Il bello, in tutto ciò, è che il Signore sta lì non come chi abbia piacere di accusare e condannare, ma come colui che vuole risanare e donare libertà. La luce della Parola non ci è data per ferirci ma per guarirsi. È davvero un anno di grazia quello che Gesù promulga e quindi inaugura. Adesso si può cominciare, adesso ci è restituita la possibilità di ricominciare, ci è data una nuova opportunità.

La Messa del crisma ci dispiega dinanzi la ricchezza e varietà della grazia che ci salva, con i doni che ci conferiscono la forza dello Spirito Santo nel quale siamo liberati da ogni schiavitù. Il cristianesimo non è moralismo, che giudica e condanna; certo discerne bene e male e indica la via per camminare nella verità e nella vita che ci sono donate; il cristianesimo è generativo, riscatta, ricrea, restituisce e moltiplica fiducia e speranza, volontà e generosità di bene verso tutti.

Gli oli santi sono un segno e uno strumento sacramentale di questa grazia rigeneratrice che, a partire dal battesimo, non conosce ostacoli e confini alla forza dello Spirito, tranne quelli che poniamo noi stessi. In questo clima trova il suo pieno senso la rinnovazione delle promesse sacerdotali da parte dei presbiteri, che così tornano alle sorgenti del sacramento che li ha conformati a Gesù buon pastore, nell’imposizione delle mani e nell’unzione con il crisma che li hanno ordinati e nella risposta di impegno personale che essi hanno assunto e manifestato. E il loro ministero è cruciale per l’esistenza cristiana di tutti nella Chiesa, da essi dipende infatti la grazia sacramentale e la sua adeguata accoglienza nella celebrazione e nella vita della comunità ecclesiale.

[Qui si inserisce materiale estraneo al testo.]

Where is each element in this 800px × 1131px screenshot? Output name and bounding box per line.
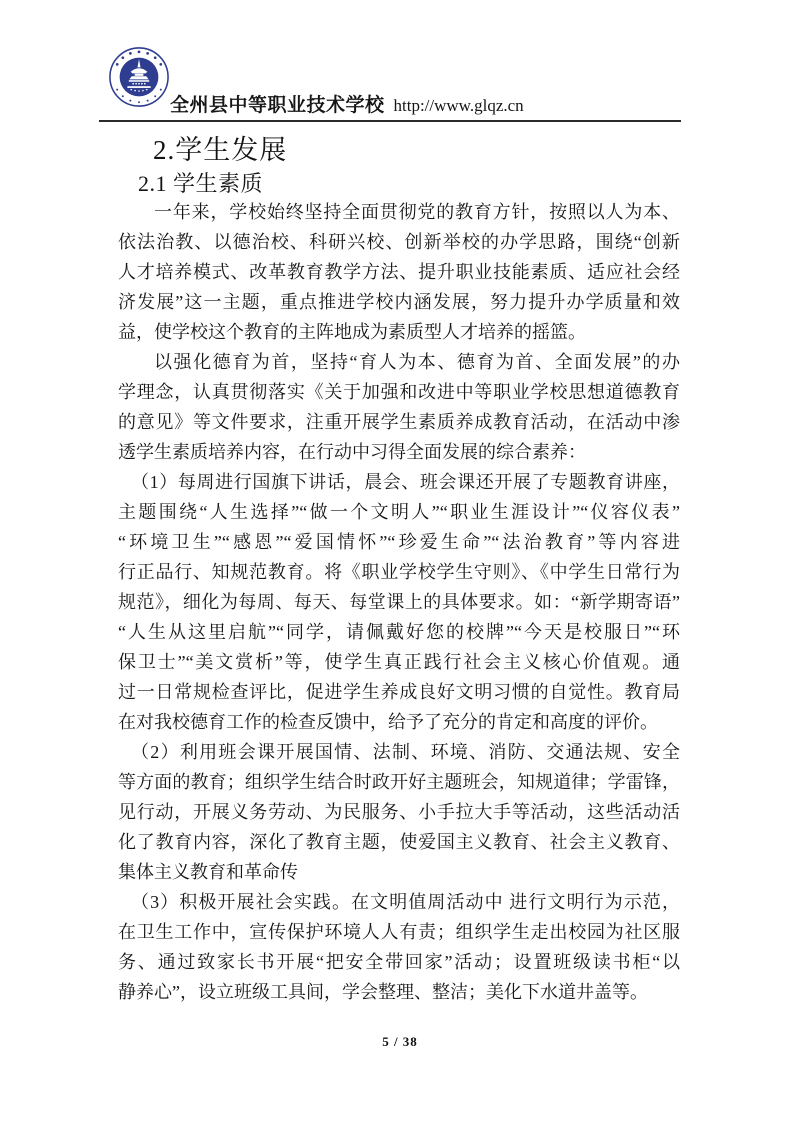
paragraph-line: 在对我校德育工作的检查反馈中，给予了充分的肯定和高度的评价。 [118,712,658,732]
paragraph-line: 在卫生工作中，宣传保护环境人人有责；组织学生走出校园为社区服 [118,922,680,942]
website-url: http://www.glqz.cn [393,96,524,115]
paragraph-line: 见行动，开展义务劳动、为民服务、小手拉大手等活动，这些活动活 [118,802,680,822]
paragraph [118,197,680,347]
paragraph-line: 依法治教、以德治校、科研兴校、创新举校的办学思路，围绕“创新 [118,232,680,252]
paragraph-line: 规范》，细化为每周、每天、每堂课上的具体要求。如：“新学期寄语” [118,592,680,612]
page-number: 5 / 38 [382,1034,418,1049]
paragraph-line: 以强化德育为首，坚持“育人为本、德育为首、全面发展”的办 [154,352,680,372]
paragraph-line: （3）积极开展社会实践。在文明值周活动中 进行文明行为示范， [131,892,680,912]
paragraph [118,887,680,1007]
paragraph-line: 行正品行、知规范教育。将《职业学校学生守则》、《中学生日常行为 [118,562,680,582]
paragraph [118,737,680,887]
section-heading: 2.学生发展 [153,135,288,165]
school-name: 全州县中等职业技术学校 [170,95,385,116]
paragraph-line: “人生从这里启航”“同学，请佩戴好您的校牌”“今天是校服日”“环 [118,622,680,642]
paragraph-line: 保卫士”“美文赏析”等，使学生真正践行社会主义核心价值观。通 [118,652,680,672]
paragraph-line: 过一日常规检查评比，促进学生养成良好文明习惯的自觉性。教育局 [118,682,680,702]
header-title-row [170,90,524,117]
document-body [118,197,680,1007]
paragraph-line: “环境卫生”“感恩”“爱国情怀”“珍爱生命”“法治教育”等内容进 [118,532,680,552]
subsection-heading: 2.1 学生素质 [138,171,264,196]
paragraph-line: 一年来，学校始终坚持全面贯彻党的教育方针，按照以人为本、 [154,202,680,222]
paragraph-line: 济发展”这一主题，重点推进学校内涵发展，努力提升办学质量和效 [118,292,680,312]
paragraph-line: 务、通过致家长书开展“把安全带回家”活动；设置班级读书柜“以 [118,952,680,972]
paragraph-line: 益，使学校这个教育的主阵地成为素质型人才培养的摇篮。 [118,322,586,342]
page-footer [0,1033,800,1051]
paragraph-line: 透学生素质培养内容，在行动中习得全面发展的综合素养： [118,442,586,462]
school-emblem-icon [108,46,170,108]
paragraph-line: 人才培养模式、改革教育教学方法、提升职业技能素质、适应社会经 [118,262,680,282]
paragraph-line: 的意见》等文件要求，注重开展学生素质养成教育活动，在活动中渗 [118,412,680,432]
paragraph-line: 静养心”，设立班级工具间，学会整理、整洁；美化下水道井盖等。 [118,982,648,1002]
paragraph [118,467,680,737]
header-divider [99,120,681,122]
paragraph-line: 等方面的教育；组织学生结合时政开好主题班会，知规道律；学雷锋， [118,772,680,792]
paragraph-line: （2）利用班会课开展国情、法制、环境、消防、交通法规、安全 [131,742,680,762]
paragraph-line: （1）每周进行国旗下讲话，晨会、班会课还开展了专题教育讲座， [131,472,680,492]
paragraph [118,347,680,467]
paragraph-line: 化了教育内容，深化了教育主题，使爱国主义教育、社会主义教育、 [118,832,680,852]
paragraph-line: 学理念，认真贯彻落实《关于加强和改进中等职业学校思想道德教育 [118,382,680,402]
paragraph-line: 主题围绕“人生选择”“做一个文明人”“职业生涯设计”“仪容仪表” [118,502,680,522]
paragraph-line: 集体主义教育和革命传 [118,862,298,882]
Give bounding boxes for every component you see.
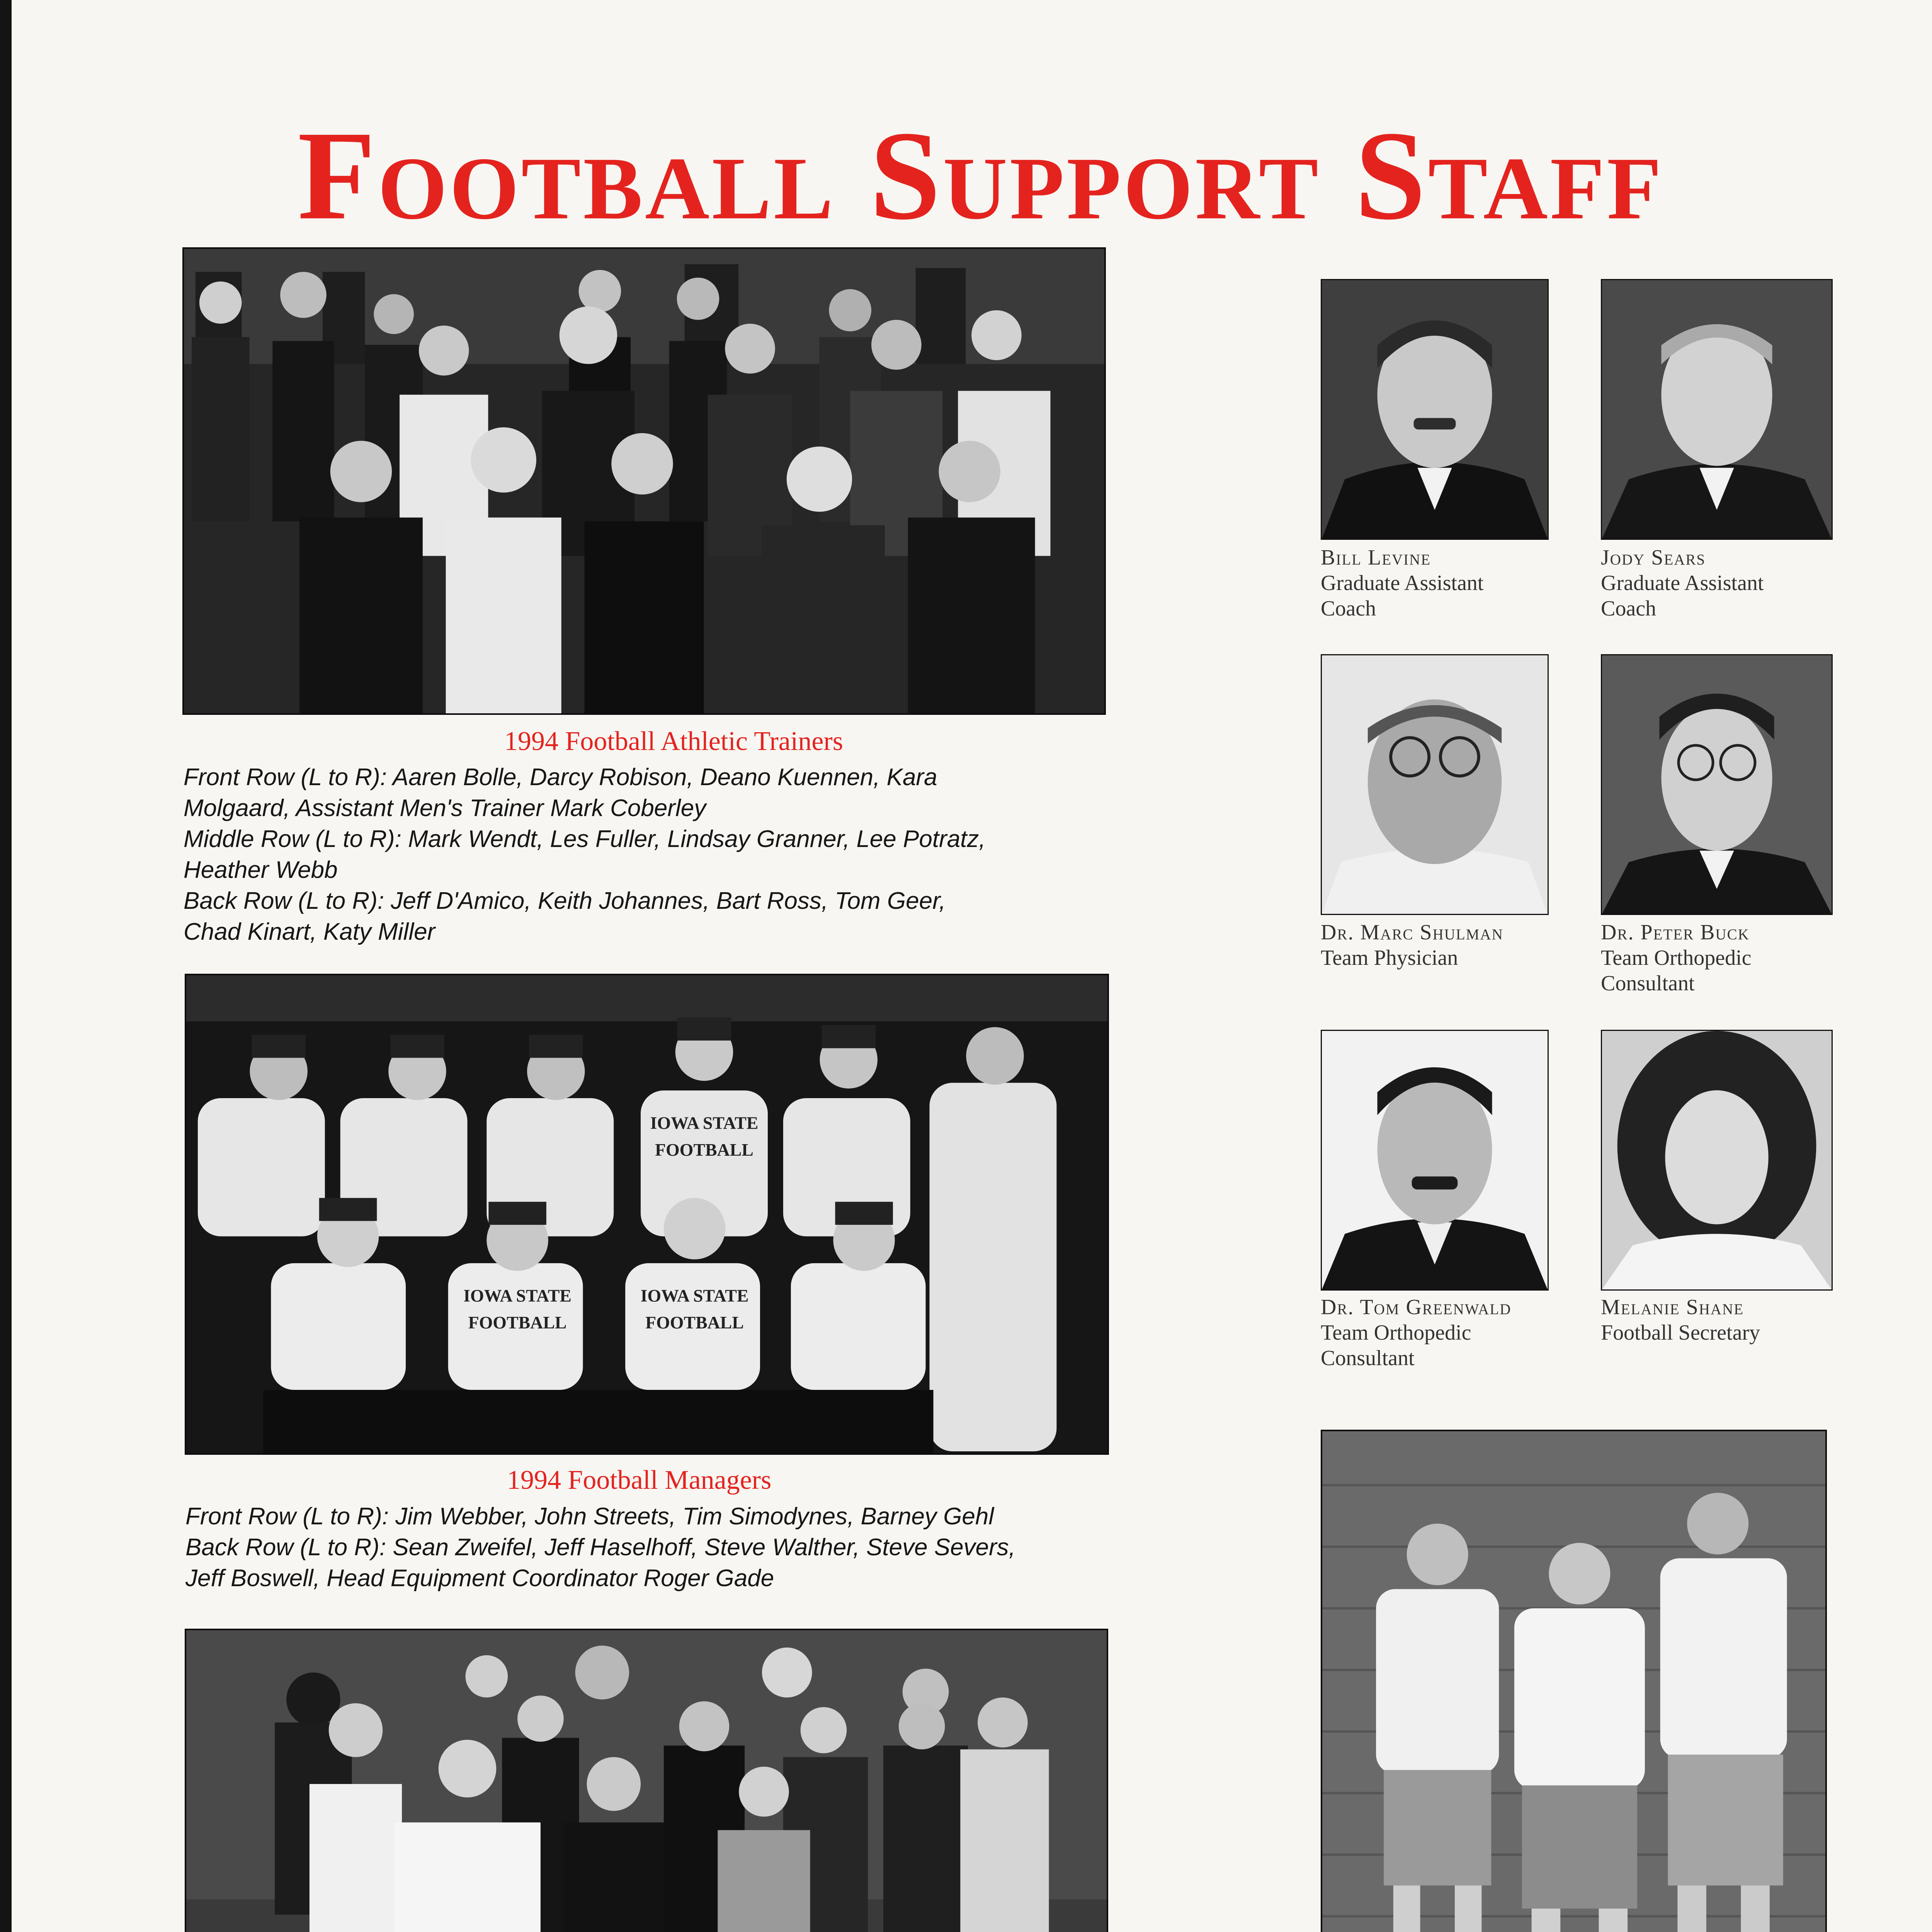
trainers-caption-body bbox=[184, 762, 986, 947]
recruiters-photo bbox=[185, 1629, 1108, 1932]
managers-caption-title: 1994 Football Managers bbox=[507, 1465, 772, 1495]
headshot-marc-shulman bbox=[1321, 654, 1549, 915]
shirt-text: FOOTBALL bbox=[468, 1313, 567, 1333]
bio-bill-levine bbox=[1321, 545, 1483, 621]
bio-melanie-shane bbox=[1601, 1294, 1760, 1345]
staff-role: Team Orthopedic bbox=[1601, 946, 1752, 970]
staff-role: Graduate Assistant bbox=[1601, 571, 1764, 595]
shirt-text: FOOTBALL bbox=[655, 1140, 753, 1160]
shirt-text: IOWA STATE bbox=[463, 1286, 572, 1306]
staff-role: Graduate Assistant bbox=[1321, 571, 1484, 595]
headshot-peter-buck bbox=[1601, 654, 1833, 915]
caption-line: Middle Row (L to R): Mark Wendt, Les Fuller, Lindsay Granner, Lee Potratz, bbox=[184, 826, 986, 852]
caption-line: Front Row (L to R): Jim Webber, John Streets, Tim Simodynes, Barney Gehl bbox=[185, 1503, 994, 1530]
trainers-caption-title: 1994 Football Athletic Trainers bbox=[504, 726, 843, 756]
staff-role: Coach bbox=[1601, 597, 1656, 621]
headshot-jody-sears bbox=[1601, 279, 1833, 540]
staff-role: Football Secretary bbox=[1601, 1321, 1760, 1345]
bio-marc-shulman bbox=[1321, 920, 1503, 971]
page-edge-left bbox=[0, 0, 12, 1932]
shirt-text: IOWA STATE bbox=[650, 1113, 759, 1133]
staff-role: Team Physician bbox=[1321, 946, 1458, 970]
staff-role: Consultant bbox=[1321, 1346, 1415, 1370]
bio-jody-sears bbox=[1601, 545, 1764, 621]
bio-tom-greenwald bbox=[1321, 1294, 1511, 1371]
staff-name: Melanie Shane bbox=[1601, 1295, 1744, 1319]
shirt-text: FOOTBALL bbox=[645, 1313, 744, 1333]
staff-name: Dr. Marc Shulman bbox=[1321, 920, 1503, 944]
headshot-bill-levine bbox=[1321, 279, 1549, 540]
staff-name: Dr. Peter Buck bbox=[1601, 920, 1750, 944]
headshot-tom-greenwald bbox=[1321, 1030, 1549, 1291]
staff-name: Dr. Tom Greenwald bbox=[1321, 1295, 1512, 1319]
staff-name: Jody Sears bbox=[1601, 546, 1706, 570]
caption-line: Molgaard, Assistant Men's Trainer Mark Coberley bbox=[184, 795, 706, 821]
managers-caption-body bbox=[185, 1501, 1015, 1594]
staff-role: Consultant bbox=[1601, 971, 1695, 995]
page-title: Football Support Staff bbox=[298, 105, 1664, 246]
staff-role: Team Orthopedic bbox=[1321, 1321, 1471, 1345]
caption-line: Back Row (L to R): Sean Zweifel, Jeff Haselhoff, Steve Walther, Steve Severs, bbox=[185, 1534, 1015, 1561]
caption-line: Front Row (L to R): Aaren Bolle, Darcy Robison, Deano Kuennen, Kara bbox=[184, 764, 937, 791]
bio-peter-buck bbox=[1601, 920, 1751, 996]
trainers-photo bbox=[182, 247, 1106, 715]
video-coordinators-photo bbox=[1321, 1430, 1827, 1932]
caption-line: Back Row (L to R): Jeff D'Amico, Keith Johannes, Bart Ross, Tom Geer, bbox=[184, 888, 946, 914]
headshot-melanie-shane bbox=[1601, 1030, 1833, 1291]
caption-line: Heather Webb bbox=[184, 857, 338, 883]
shirt-text: IOWA STATE bbox=[640, 1286, 749, 1306]
caption-line: Chad Kinart, Katy Miller bbox=[184, 918, 435, 945]
staff-role: Coach bbox=[1321, 597, 1376, 621]
managers-photo bbox=[185, 974, 1109, 1455]
staff-name: Bill Levine bbox=[1321, 546, 1431, 570]
caption-line: Jeff Boswell, Head Equipment Coordinator Roger Gade bbox=[185, 1565, 774, 1592]
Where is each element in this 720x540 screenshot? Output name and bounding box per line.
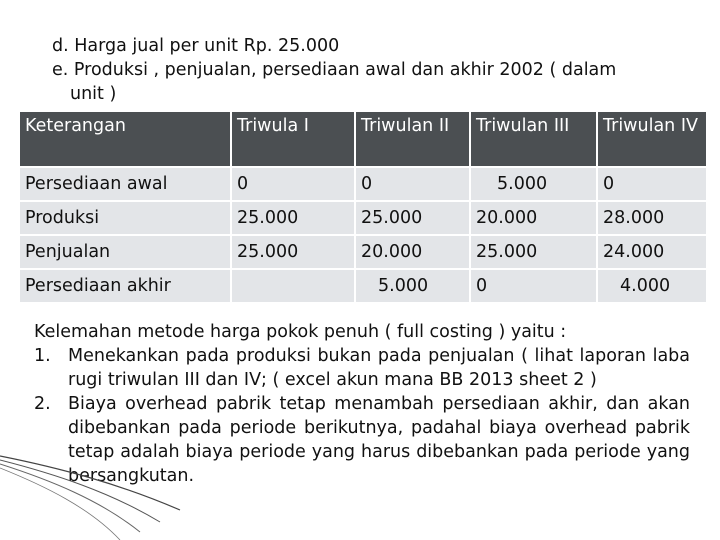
table-cell: 5.000 bbox=[471, 168, 596, 200]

Non permettiamo che questa grazia giubilare passi invano o come una rituale abitudinaria ripetizione di cose risapute e fatte altre volte. Ne risponderemo tutti, ciascuno secondo i compiti ricevuti. Ma abbiamo fiducia e speranza che i nostri cuori e le nostre comunità saranno toccati dal passaggio del Signore trovando in tutti noi accoglienza e sincera disponibilità.